Avec elle, nous courons de village en mesa, mais le reste du monde garde son mystère : « Mon frère s’appelait désormais Mahukisi, comme la cigale mythologique autrefois cachée dans l’abri aux serpents. » Fort bien, mais ces Hopis fréquentent-ils d’autres gens ? Des Américains ? Des Navajos ? Durant longtemps, nous ne serons témoins d’aucun contact, puis après bien des rituels et des rêves, après une longue convalescence, nous voyons la jeune fille rencontrer quelqu’un, qui n’est pas habillé comme les autres gens. Mais, laissons là-dessus planer le mystère…

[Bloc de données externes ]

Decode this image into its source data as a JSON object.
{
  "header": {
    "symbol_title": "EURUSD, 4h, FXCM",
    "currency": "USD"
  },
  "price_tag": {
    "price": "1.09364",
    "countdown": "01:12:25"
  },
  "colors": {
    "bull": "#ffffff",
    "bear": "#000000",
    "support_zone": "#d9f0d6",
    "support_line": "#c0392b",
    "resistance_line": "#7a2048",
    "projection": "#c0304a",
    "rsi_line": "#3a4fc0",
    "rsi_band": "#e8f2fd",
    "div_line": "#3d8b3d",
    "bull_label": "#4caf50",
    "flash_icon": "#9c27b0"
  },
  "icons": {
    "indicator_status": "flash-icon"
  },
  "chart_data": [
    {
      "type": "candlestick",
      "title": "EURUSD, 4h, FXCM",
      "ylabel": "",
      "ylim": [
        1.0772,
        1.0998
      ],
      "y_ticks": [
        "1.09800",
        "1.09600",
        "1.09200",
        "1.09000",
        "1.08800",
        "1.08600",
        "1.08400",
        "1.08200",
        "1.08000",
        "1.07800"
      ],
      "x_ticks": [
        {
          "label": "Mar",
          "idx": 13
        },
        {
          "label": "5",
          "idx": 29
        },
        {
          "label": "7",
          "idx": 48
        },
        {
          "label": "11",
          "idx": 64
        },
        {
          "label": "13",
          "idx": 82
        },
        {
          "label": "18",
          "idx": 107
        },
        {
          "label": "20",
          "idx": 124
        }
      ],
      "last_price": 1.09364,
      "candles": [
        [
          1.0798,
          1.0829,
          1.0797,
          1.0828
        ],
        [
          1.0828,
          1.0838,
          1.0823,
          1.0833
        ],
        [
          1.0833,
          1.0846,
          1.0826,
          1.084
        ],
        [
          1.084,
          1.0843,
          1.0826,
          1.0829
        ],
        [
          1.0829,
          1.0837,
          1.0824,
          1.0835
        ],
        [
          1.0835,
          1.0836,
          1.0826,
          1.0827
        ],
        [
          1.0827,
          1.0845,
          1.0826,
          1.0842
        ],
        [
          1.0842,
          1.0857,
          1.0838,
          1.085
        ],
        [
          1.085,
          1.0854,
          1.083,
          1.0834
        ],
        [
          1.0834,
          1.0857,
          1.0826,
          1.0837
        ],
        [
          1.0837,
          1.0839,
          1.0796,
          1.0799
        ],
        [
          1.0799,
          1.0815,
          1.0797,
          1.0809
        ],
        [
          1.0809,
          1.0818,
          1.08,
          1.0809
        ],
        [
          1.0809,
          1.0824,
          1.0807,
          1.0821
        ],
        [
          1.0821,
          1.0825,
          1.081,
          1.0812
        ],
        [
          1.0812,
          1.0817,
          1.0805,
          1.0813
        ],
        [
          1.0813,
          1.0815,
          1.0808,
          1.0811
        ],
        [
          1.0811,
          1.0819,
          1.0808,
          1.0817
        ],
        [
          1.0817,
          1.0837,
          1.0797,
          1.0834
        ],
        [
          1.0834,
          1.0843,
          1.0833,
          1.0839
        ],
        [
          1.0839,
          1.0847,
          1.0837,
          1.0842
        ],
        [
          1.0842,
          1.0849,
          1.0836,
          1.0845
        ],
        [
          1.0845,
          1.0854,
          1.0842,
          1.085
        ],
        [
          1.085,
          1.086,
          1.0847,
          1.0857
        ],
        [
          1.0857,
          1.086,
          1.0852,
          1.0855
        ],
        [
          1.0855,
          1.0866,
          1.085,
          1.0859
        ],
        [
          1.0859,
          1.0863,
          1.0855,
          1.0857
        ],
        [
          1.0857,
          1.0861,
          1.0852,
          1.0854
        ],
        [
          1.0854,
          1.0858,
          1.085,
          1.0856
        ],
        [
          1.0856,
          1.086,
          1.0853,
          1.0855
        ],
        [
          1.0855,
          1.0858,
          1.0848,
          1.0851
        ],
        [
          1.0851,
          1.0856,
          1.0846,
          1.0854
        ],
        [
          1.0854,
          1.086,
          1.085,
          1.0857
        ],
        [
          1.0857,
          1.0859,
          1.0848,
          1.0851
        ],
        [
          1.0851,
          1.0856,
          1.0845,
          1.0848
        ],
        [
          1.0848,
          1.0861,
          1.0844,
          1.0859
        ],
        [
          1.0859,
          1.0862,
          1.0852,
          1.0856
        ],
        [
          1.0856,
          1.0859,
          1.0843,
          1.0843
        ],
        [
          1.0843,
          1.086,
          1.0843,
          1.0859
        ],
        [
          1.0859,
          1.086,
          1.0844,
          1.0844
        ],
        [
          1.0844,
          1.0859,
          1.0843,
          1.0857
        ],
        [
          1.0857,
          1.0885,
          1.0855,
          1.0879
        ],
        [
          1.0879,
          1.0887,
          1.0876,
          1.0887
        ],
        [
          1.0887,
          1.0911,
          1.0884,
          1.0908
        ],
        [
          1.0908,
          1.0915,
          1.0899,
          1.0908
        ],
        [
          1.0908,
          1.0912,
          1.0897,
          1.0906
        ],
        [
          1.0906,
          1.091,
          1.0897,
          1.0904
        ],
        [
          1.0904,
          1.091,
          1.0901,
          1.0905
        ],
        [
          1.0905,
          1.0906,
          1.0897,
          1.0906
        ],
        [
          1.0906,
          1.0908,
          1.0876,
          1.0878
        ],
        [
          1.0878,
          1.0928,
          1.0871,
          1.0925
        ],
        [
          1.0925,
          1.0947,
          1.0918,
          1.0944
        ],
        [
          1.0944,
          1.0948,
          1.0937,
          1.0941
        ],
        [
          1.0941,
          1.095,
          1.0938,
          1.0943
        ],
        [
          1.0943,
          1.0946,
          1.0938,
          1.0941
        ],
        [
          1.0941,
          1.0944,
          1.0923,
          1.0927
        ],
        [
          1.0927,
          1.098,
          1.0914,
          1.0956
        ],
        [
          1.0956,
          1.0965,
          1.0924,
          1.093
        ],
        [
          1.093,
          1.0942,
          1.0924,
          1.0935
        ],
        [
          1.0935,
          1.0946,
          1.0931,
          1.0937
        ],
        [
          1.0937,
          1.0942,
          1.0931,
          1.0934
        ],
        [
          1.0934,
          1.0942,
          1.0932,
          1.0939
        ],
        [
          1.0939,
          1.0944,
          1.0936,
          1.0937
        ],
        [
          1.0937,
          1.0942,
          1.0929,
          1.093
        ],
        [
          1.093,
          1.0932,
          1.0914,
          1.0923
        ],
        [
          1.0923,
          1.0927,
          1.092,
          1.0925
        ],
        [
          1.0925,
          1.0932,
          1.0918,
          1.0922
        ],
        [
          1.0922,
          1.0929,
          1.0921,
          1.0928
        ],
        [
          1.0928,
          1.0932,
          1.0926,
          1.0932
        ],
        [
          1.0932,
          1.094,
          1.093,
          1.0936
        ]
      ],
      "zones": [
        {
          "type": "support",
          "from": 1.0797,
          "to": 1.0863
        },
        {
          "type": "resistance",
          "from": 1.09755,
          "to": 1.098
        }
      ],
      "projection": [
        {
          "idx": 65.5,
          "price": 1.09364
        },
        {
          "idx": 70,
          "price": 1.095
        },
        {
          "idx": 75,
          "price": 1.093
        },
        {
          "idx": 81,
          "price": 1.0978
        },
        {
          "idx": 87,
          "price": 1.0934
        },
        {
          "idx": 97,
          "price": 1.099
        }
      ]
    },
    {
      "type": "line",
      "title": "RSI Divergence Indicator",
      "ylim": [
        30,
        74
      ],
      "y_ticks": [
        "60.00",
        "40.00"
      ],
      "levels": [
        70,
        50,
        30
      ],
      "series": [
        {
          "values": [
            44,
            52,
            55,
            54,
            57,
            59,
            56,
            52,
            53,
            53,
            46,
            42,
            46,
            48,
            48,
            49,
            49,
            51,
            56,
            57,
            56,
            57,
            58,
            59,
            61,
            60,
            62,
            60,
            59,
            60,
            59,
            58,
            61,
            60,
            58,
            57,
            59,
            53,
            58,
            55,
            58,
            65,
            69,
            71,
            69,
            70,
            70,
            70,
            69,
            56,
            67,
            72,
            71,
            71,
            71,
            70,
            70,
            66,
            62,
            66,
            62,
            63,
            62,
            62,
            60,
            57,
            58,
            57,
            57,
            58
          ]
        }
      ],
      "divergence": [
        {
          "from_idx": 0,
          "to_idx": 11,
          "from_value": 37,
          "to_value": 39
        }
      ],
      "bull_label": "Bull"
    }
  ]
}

Rarement la lecture d’un roman, sur un sujet aussi périlleux (que Tony Hillerman, avec ses polars en pays navajo, avait merveilleusement abordé), aura fourni autant de plaisir : l’auteure est généreuse, elle offre un monde immense et, de surcroît, à la fin de l’ouvrage, un cahier de photographies magnifiques dépeignant le monde des Hopis aux alentours de 1900. Le livre est de plus très beau, embelli d’une couverture rempliée, et donne envie d’aller voir les autres publications du Tripode.

Quant à ce roman de Bérengère Cournut, il faut le déguster ou le dévorer : exquise nourriture.


Bérengère Cournut, Née contente à Oraibi, éditions Le Tripode, été 2016. 19,00 €.